It is time to change the way we elect our SPJ leaders.
For most of our history, SPJ has operated with a chapter system, and that system makes so much sense that many newer journalism organizations have copied it.
It’s a great idea to have local groups conduct programs and activities that support our core missions. Chapters give a local, personal face to an otherwise large, national organization. They are one of SPJ’s greatest strengths.
What is not a great idea is SPJ’s method of electing regional and national leaders.
Our leaders are not elected by the rank-and-file members of the Society. They are elected by delegates who represent chapters at the national convention. SPJ’s chapter system extends all the way through our system of governance. Chapters elect delegates to the national convention, one for each 50 members or part thereof, and those delegates elect the leaders of SPJ.
That’s hogwash. It is a system that disenfranchises a great many of our members.

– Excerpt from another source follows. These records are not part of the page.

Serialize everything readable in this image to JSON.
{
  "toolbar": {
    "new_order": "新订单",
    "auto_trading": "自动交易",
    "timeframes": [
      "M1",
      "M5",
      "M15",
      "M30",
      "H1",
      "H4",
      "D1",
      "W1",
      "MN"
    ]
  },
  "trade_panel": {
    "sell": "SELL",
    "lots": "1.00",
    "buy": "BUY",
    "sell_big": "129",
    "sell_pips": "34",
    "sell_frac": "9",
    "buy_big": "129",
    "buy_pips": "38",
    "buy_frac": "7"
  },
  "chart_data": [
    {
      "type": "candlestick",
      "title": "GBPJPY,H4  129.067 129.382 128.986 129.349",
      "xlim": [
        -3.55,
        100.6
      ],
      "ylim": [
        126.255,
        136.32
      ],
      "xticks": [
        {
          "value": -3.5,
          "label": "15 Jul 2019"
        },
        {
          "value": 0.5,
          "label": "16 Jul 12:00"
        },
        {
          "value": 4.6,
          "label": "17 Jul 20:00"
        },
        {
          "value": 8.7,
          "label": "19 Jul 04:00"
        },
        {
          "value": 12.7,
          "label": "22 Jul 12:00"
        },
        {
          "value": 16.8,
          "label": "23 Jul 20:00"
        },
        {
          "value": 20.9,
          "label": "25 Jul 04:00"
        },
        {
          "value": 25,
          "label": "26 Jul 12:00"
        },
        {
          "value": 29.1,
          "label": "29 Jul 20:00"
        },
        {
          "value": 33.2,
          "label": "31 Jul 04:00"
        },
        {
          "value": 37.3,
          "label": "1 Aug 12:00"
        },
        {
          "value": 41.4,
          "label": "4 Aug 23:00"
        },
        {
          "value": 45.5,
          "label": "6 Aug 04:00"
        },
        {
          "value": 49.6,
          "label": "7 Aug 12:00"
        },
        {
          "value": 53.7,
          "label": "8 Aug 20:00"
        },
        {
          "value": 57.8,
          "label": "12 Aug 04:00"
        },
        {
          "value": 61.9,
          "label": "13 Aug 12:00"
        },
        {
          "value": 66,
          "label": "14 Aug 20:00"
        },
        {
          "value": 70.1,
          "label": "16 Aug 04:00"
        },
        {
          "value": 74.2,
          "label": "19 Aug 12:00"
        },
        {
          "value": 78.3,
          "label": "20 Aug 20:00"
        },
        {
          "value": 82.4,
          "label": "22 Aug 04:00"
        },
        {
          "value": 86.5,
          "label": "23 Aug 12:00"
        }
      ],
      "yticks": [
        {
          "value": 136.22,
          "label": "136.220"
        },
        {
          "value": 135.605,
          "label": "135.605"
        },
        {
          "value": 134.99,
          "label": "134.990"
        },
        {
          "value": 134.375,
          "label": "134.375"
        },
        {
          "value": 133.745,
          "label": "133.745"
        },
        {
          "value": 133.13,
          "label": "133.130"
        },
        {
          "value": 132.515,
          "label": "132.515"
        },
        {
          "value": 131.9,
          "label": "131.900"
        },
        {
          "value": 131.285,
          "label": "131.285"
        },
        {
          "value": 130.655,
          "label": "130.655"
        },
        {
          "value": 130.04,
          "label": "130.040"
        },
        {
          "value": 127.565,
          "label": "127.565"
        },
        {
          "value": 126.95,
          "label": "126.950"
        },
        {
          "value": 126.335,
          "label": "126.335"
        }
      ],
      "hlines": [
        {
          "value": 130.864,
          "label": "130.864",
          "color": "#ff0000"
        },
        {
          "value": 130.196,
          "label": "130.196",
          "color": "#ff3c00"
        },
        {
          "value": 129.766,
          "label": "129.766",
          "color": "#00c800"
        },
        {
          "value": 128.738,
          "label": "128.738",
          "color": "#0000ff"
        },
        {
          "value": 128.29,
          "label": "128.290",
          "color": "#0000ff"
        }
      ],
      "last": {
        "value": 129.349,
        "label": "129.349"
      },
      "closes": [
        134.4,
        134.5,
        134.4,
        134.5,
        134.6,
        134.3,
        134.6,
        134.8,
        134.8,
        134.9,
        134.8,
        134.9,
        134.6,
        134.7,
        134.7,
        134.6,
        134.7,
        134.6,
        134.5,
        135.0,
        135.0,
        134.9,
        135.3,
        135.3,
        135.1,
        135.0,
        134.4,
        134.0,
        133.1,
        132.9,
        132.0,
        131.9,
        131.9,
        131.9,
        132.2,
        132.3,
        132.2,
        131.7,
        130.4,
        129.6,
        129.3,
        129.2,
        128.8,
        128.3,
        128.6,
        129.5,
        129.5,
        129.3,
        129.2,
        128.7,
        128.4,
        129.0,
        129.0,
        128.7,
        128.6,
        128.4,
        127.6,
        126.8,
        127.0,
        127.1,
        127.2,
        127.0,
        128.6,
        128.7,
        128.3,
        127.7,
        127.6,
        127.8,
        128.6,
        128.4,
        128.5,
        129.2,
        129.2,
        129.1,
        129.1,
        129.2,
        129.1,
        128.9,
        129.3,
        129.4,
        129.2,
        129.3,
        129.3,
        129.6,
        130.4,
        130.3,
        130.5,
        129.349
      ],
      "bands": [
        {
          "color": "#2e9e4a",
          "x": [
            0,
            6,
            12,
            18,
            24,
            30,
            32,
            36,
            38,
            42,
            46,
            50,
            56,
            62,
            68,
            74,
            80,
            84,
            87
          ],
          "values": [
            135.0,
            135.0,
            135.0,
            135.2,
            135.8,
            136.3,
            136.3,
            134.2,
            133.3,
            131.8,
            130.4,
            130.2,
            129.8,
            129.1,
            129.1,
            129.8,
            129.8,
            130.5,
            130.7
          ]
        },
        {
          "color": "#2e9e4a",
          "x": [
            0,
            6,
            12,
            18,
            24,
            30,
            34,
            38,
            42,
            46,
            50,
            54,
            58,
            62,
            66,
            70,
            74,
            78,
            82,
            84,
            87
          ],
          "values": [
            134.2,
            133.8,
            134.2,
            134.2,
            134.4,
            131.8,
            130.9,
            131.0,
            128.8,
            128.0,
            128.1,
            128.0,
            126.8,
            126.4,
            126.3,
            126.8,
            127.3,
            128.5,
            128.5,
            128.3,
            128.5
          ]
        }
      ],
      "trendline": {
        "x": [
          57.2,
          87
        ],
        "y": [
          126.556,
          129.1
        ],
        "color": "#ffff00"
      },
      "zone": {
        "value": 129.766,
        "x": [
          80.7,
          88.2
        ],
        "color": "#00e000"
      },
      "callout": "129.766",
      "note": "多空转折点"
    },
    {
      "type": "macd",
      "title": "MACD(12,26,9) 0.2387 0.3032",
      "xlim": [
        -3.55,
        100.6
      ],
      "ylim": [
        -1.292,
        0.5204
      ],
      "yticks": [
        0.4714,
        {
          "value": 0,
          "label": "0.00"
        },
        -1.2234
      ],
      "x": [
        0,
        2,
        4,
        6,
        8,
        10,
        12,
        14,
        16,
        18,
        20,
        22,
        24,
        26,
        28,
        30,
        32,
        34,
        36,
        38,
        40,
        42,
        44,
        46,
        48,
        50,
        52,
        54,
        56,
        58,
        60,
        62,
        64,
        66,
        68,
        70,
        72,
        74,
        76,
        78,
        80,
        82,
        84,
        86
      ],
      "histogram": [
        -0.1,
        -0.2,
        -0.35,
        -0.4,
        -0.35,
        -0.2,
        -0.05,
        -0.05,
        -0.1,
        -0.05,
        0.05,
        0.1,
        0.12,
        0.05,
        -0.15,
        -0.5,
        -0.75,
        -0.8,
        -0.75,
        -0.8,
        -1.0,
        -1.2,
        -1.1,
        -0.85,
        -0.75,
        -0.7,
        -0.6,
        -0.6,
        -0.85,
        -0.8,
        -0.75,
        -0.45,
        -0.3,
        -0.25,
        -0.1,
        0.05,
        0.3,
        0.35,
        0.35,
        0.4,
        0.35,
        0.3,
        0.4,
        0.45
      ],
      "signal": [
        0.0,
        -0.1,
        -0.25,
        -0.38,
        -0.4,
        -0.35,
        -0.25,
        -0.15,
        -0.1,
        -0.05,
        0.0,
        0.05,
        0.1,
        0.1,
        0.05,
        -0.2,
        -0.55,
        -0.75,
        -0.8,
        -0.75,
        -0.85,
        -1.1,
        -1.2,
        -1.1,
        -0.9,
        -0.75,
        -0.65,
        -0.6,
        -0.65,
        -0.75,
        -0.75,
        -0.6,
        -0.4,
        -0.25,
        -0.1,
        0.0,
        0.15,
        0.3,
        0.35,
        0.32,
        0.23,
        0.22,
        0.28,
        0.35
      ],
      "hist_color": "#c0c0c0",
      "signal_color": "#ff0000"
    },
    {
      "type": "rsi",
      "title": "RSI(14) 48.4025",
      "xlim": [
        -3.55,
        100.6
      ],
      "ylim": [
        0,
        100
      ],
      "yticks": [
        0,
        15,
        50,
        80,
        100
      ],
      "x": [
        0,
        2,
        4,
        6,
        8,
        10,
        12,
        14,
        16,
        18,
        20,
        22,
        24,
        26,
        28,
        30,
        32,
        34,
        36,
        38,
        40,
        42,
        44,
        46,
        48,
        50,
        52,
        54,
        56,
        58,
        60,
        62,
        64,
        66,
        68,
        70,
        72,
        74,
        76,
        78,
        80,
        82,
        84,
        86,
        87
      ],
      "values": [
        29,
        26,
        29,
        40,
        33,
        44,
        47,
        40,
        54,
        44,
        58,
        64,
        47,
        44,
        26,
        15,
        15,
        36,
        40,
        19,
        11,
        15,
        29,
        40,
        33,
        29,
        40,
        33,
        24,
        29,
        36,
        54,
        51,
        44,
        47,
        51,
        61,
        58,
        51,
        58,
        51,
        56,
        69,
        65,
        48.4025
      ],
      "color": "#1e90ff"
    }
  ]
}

When I was elected president in New York City, only 188 votes were cast. Yes, you can argue that those votes represented the members of perhaps 100 chapters, but that is still a minority of our membership.
When Christine Tatum was elected our next president in Las Vegas, and when Bruce Cadwallader and John Hopkins squared off for secretary-treasurer, just 175 votes were available to be cast. That is an awfully small number.
Nearly 10,000 people belong to SPJ. They all pay dues, and they all should be able to vote.
Our election system disenfranchises any SPJ member who does not belong to a chapter. Because 61 percent of our professional members belong to chapters, that means 39 percent of them have no voice whatever in the governance of SPJ. Is that fair?
The current system also disenfranchises any chapter that is not in good standing because, for example, an annual report wasn’t filed on time. In any given year, that can be a lot of chapters. At the 2005 convention in Las Vegas, 64.5 percent of our active pro chapters were eligible to send delegates, and just 95 pro-chapter delegate votes were available. Is that fair?
The current system also disenfranchises any chapter that is unable to send delegates to the national convention. In 2005, 72 of our campus chapters were eligible to send delegates, but 34 were represented. That means more than half of our campus chapters — 53.5 percent — had no voice in our 2005 elections. Is that fair?
And of those members who are represented by delegates, I wonder just how many have actually been asked who they want their delegates to elect as officers of the Society.
I believe it is time to change, and I am asking the national board to bring an amendment to our bylaws to the Chicago convention in August. The One Member, One Vote Amendment will be designed to give all SPJ members a voice in our leadership. It will seek to make all SPJ members eligible to vote in our elections.
If approved by a majority of the convention delegates, members will be able to vote for their regional director, all national board members and the SPJ officers by mail, by logging in to our Web site, SPJ.org, or at the national convention.
Campaigning and campaign speeches still can be done at the convention. They are a great part of our tradition, and that need not change. But the majority of electioneering will take place in the pages of Quill, on spj.org, via direct mail or by other means that our candidates are creative enough to develop.
The rest of our governance system will not change under this proposal.
I do not believe we should change the way SPJ amends its bylaws or the way we adopt resolutions that state the positions of the Society on various issues. Those decisions are made on the convention floor by the delegates, and I believe that should continue. It is critical that debate on such important issues is spirited and that a wide variety of points of view are heard.
The support of members everywhere is needed to make this amendment a reality. A similar direct-elections proposal was brought to the floor of the New York convention in 2004, and it failed to pass. I hope the second time will be different and will bring all members a voice in SPJ’s elections.
David Carlson spent more than 20 years as a reporter, photographer, designer and top editor at newspapers before joining the University of Florida in 1993. He was an early developer of online newspapers and now is the Cox/Palm Beach Post professor of new media journalism and director of the Interactive Media Lab at the University of Florida in Gainesville.